By Yasser Latif Hamdani
March 30, 2015
The First Amendment to the Constitution of the US is unique in the world. Other than religious freedom as well as a bar on Congress from respecting an establishment of religion, this amendment provides for an unfettered right to freedom of speech and press. This is how it should be everywhere ideally but, unfortunately, we live in a less than ideal world. The advantages of having an unfettered right to freedom of speech and press are too numerous to list. Primarily though it creates a society where true scholarship and bona fide research into even the most taboo of topics is possible. This leads to a marketplace of ideas that creates a national intellectual economy so essential to a progressive society. Yet it can also mean that the same freedom is abused. The right to speak is conflated often with the right to offend. Offensive speech, it follows, is protected speech. However, where hate speech leads to hate violence it becomes fighting words.
Now consider the ongoing Islamophobia debate in the US. It is one of the most divisive and polarising debates in that country. Leading this debate are people like Sam Harris and Ayyan Hirsi Ali, who vehemently insist that extremists and terrorists are intellectually honest when committing crimes against humanity in the name of Islam. Their target, without exception, is not extremists or terrorists but moderate Muslims who they contend are intellectually dishonest, naïve or both. Furthermore, they contend that the only way to be a good Muslim is to be a Muslim in name. A corollary is that they believe moderate Muslims shield extremists because they make it impossible to criticise Islam’s true doctrine (ironically laying claim to be the true experts of Islamic doctrine themselves). This, they say, is not Islamophobia but instead legitimate criticism of an ideology that is inherently violent. Needless to say, this abrasive rhetoric is counterproductive to any of the stated objectives of this camp. They can claim as many times as they want that their target is a set of ideas and not Muslim people but the truth is that the Chapel Hill shootings showed that this rhetoric also translates into hate violence.
Perhaps the biggest problem with their penchant to paint the diversity that is Islam with one broad brush is that they forget one fundamental truth: there are close to 1.5 billion people on this Earth who identify themselves as Muslims and modernisation of the Muslim narrative can only happen if you state that their lifeblood, which is their faith, is completely compatible with such modernity. What Islam is going through right now is not at all different from the process of reformation that Christianity underwent during the 16th century. Those who are so impatient with reform would do well to read that history. Indeed, the world of Islam is reforming at a faster rate because of the times we live in. More and more women are part of the work force. At the very basic level there is a realisation that religious freedom is a good thing and civil society in many Muslim countries, especially Pakistan, is very active in speaking out for civil liberties, women’s rights and other issues germane to the modern age. Yes, there are fundamentalists and fanatics creating problems but then what do you think Martin Luther, the father of Christian reformation, was? Lutherans and Catholics both burnt each other at the stake during the 16th century.

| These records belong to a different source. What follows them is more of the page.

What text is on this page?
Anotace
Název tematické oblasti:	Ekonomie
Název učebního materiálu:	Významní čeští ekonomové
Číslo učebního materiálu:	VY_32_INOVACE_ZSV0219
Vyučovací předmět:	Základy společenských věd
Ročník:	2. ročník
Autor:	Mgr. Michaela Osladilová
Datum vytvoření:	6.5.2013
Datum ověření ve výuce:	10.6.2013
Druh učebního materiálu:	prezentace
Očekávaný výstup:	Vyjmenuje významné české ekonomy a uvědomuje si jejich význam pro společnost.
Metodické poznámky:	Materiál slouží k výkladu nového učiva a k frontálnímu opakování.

The discourse, rightly labelled as Islamophobia, does not aid or speed up the process of Muslim reformation. It hinders it especially since Sam Harris and company goes after not the extremists in the Muslim world but the moderates. When painted into a corner, even a moderate Muslim has to make a choice: to give up his identity and his way of life or to resist. If human history is any indication, nine out of 10 moderates will resist. And there are many achievements in Islamic history that moderates are rightly proud of. The civilisation that Islam ushered in produced Avicenna, Averroes, Rhazes, Al Khawarzimi and countless other men of science and philosophy, who have enriched the human consciousness. Averroes, for example, was precisely the kind of person who would be called an “Islamic apologist” by the Islamophobes of today. He had attempted to reconcile Aristotlean ideas with the Islamic faith. Yet it is Averroes who features prominently in the artwork of the Renaissance period. His influence over western thought cannot be underestimated.
The main objection raised against Islam by its critics today pertains to the Islamic legal system. The criticism holds water because Islamic jurisprudence has remained static since the 12th century. There is no denying of course that the major pre-occupation of Islam has been the law. However, it must be said that compared to the legal systems that existed at the time, i.e. from 650 AD to 1250 AD, Islamic jurisprudence was far more progressive. Then it all came to a halt around the time the great Muslim seat of Islamic learning, Baghdad, the capital of knowledge in the world, was burnt down by Helagu Khan. Islamic law was ossified and limited to dogma. What the critics of Islamic jurisprudence today attack is a corpse rather than a living system. A legal system has to constantly evolve. After all, how does one explain west’s evolution from a society that burnt women at the stake to the one that is subject to the highest principles of human conduct and civil rights?
What is certain, however, is that one cannot hope to reform the Islamic world until and unless one enlists Islam and its doctrine in one’s aid. That is just the way it is. Therefore, one really questions whether piling humiliation or insulting moderate Muslims, instead of welcoming them with open arms, is the forward march of humanity.